Le visage de Jérémy s’épanouit :

— C’est là-haut, Ben, c’est dans ta chambre, c’est tout beau, c’est tout chaud, je serais toi, j’irais voir en vitesse.

* * *

C’est Julia ! C’est Julie ! C’est ma Corrençon ! C’est dans mon lit ! Ça a une jambe dans le plâtre, un goutte-à-goutte dans les veines, des traces d’ecchymoses sur la figure, mais c’est Julia ! Vivante ! Ma Julia à moi, nom de nom ! Elle dort. Elle sourit. Louna est debout à sa droite et Jérémy debout devant le plumard, qui la montre, avec un geste théâtral, en annonçant :

— C’est tante Julia.

Penché au-dessus du lit comme au-dessus d’un berceau, je pose toutes les questions en même temps :

— Qu’est-ce qu’elle a ? Où est-ce que vous l’avez trouvée ? C’est grave ? Qui est-ce qui lui a fait ça ? Elle a maigri, non ? Les marques, là, sur le visage, c’est quoi ? Et la jambe ? Mais qu’est-ce qu’elle fait là ? Pourquoi n’est-elle pas à l’hosto ?

— Justement, dit Jérémy.

Suit un silence vaguement louche.

— Justement, quoi, bon Dieu, justement ?

— Justement, elle était à l’hosto, Ben, mais elle y était pas bien soignée.

— Quoi ? Quel hôpital ?

— Saint-Louis, elle était à l’hôpital Saint-Louis ; elle était pas bien soignée du tout, répète Jérémy dont les yeux lancent des SOS à Louna.

Silence. Silence dans lequel je finis par dire, plus mort que vif :

— Et pourquoi ne se réveille-t-elle pas, quand on parle ?

Alors Louna vient enfin au secours de Jérémy :

— Elle est droguée, Ben, elle ne se réveillera pas tout de suite, elle était déjà droguée quand on l’a amenée à l’hôpital, et là-bas on continuait à la droguer pour que le choc du réveil ne soit pas trop brutal.

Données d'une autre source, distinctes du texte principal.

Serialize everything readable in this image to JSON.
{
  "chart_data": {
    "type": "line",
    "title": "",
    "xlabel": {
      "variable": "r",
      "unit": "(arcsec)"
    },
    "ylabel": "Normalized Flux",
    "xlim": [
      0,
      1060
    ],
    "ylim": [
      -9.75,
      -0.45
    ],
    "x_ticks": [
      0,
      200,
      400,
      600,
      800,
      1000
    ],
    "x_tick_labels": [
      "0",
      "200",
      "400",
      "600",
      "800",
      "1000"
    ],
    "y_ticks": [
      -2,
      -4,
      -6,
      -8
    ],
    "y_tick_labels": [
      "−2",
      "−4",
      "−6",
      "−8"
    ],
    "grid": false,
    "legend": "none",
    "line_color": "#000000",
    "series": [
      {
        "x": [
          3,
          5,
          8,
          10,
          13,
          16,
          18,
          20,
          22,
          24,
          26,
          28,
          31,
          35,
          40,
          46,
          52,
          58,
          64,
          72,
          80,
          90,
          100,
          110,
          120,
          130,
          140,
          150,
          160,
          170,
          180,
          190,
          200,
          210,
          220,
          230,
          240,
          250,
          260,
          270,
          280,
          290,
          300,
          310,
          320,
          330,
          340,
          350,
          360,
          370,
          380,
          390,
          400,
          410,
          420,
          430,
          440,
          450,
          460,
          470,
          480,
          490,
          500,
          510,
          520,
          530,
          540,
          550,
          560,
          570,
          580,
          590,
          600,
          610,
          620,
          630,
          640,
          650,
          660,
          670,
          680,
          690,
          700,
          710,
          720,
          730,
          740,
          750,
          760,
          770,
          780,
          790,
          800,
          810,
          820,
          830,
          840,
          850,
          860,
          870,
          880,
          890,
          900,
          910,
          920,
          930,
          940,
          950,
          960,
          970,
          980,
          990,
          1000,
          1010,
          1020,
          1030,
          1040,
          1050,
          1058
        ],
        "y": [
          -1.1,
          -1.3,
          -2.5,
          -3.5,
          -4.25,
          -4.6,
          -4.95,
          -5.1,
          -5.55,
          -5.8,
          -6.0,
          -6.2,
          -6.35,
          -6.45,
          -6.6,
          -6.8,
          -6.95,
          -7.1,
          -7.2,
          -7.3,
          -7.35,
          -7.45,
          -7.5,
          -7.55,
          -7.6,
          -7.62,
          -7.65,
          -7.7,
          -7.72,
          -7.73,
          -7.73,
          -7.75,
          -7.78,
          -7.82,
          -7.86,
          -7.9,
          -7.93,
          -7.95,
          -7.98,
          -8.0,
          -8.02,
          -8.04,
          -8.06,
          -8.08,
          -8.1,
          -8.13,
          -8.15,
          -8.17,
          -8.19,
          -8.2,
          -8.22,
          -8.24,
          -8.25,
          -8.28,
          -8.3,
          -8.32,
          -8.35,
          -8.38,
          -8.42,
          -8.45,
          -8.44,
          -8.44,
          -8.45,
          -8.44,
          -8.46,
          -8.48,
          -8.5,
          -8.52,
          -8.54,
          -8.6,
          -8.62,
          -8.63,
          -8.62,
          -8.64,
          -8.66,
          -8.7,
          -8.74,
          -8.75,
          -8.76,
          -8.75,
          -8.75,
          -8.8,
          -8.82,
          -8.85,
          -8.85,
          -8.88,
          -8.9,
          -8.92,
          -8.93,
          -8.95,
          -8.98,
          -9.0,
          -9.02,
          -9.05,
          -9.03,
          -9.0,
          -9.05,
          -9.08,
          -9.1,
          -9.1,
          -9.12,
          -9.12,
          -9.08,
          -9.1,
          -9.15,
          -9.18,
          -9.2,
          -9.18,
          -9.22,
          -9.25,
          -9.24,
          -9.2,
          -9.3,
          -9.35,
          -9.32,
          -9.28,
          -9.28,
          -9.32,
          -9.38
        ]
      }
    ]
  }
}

— Résultat, si on l’avait laissée à l’hosto, elle ne se serait pas réveillée du tout, lâche Jérémy. En tout cas, c’est ce que disait Marty, l’autre jour.

Cette fois-ci, le regard que je lui lance l’engage à s’expliquer vite fait :

— Tu te souviens, cette engueulade entre le docteur Marty et un autre toubib, Berthold il s’appelait, quand on est allés toi et moi à la mort de Verdun, Ben, tu te souviens ? Que Marty gueulait : « Si vous continuez à la droguer comme ça vous allez la tuer » eh ben j’ai jeté un œil, au retour, dans la chambre que le docteur Marty montrait, c’était tante Julia qui était dans le plumard, Ben, c’était elle !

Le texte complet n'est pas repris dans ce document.